Croyle encouraged students to figure out what God is calling them to do and then to do it. He told the story about when he approached Coach Paul “Bear” Bryant about raising money to start the ranch as opposed to joining the NFL.

“[Bryant] said, ‘Don’t play pro football unless you are willing to marry it. Go build that ranch you’ve been talking about.’ I walked out of his office, and I never looked back,” Croyle said.

After Croyle finished, Saban addressed the students about what he has learned about character through his coaching career.

“I always tell our players, ‘Who you are is more important than what you do,’” Saban said, “Because who you are is your character.”

Saban spoke about one of his favorite commercials that aired during Michael Jordan’s prime. It featured Jordan listing off the number of games he had lost and the shots he had missed, but then at the end, Jordan says, “But because I fail is why I succeed.”

“How you manage the negative things that happen to you are most important,” Saban said.

The Alabama football team experienced this same process of overcoming adversity this past season in their loss to LSU during the regular season. Saban said he had to convince the team after the game that they could win the next one if they did not make the mistakes they did to beat themselves.

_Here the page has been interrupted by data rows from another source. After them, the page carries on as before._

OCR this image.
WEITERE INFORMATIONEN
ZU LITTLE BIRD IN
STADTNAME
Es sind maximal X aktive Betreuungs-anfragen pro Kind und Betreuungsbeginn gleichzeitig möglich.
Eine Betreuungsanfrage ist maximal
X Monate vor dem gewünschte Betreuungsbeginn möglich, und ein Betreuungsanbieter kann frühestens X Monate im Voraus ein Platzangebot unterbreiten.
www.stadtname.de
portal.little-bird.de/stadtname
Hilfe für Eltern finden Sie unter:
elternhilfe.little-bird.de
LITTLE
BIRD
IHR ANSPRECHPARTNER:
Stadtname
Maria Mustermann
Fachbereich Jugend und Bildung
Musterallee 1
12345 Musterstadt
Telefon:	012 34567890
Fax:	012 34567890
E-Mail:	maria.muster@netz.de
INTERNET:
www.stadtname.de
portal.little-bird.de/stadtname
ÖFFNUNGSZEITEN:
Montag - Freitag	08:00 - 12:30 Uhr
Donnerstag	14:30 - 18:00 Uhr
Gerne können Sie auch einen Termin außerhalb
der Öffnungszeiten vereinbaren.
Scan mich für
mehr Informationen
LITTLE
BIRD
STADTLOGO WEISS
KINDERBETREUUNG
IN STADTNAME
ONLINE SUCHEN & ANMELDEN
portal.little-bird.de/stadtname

Saban also spoke on the character quality of giving to others. Saban said the happiest day for him is on the first day of camp, when they host the Nick’s Kids luncheon for the children from the different organizations they give money to.

“You get a lot more when you give than when you get,” Saban said.

Saban said he and the team spend a lot of time focusing on bettering their character on and off the field. They have psychiatrists and character coaches who meet with the players on a regular basis. Saban said he has been coaching for 37 years now, and one thing he has learned is that you have to be a champion before you are ever going to win a championship.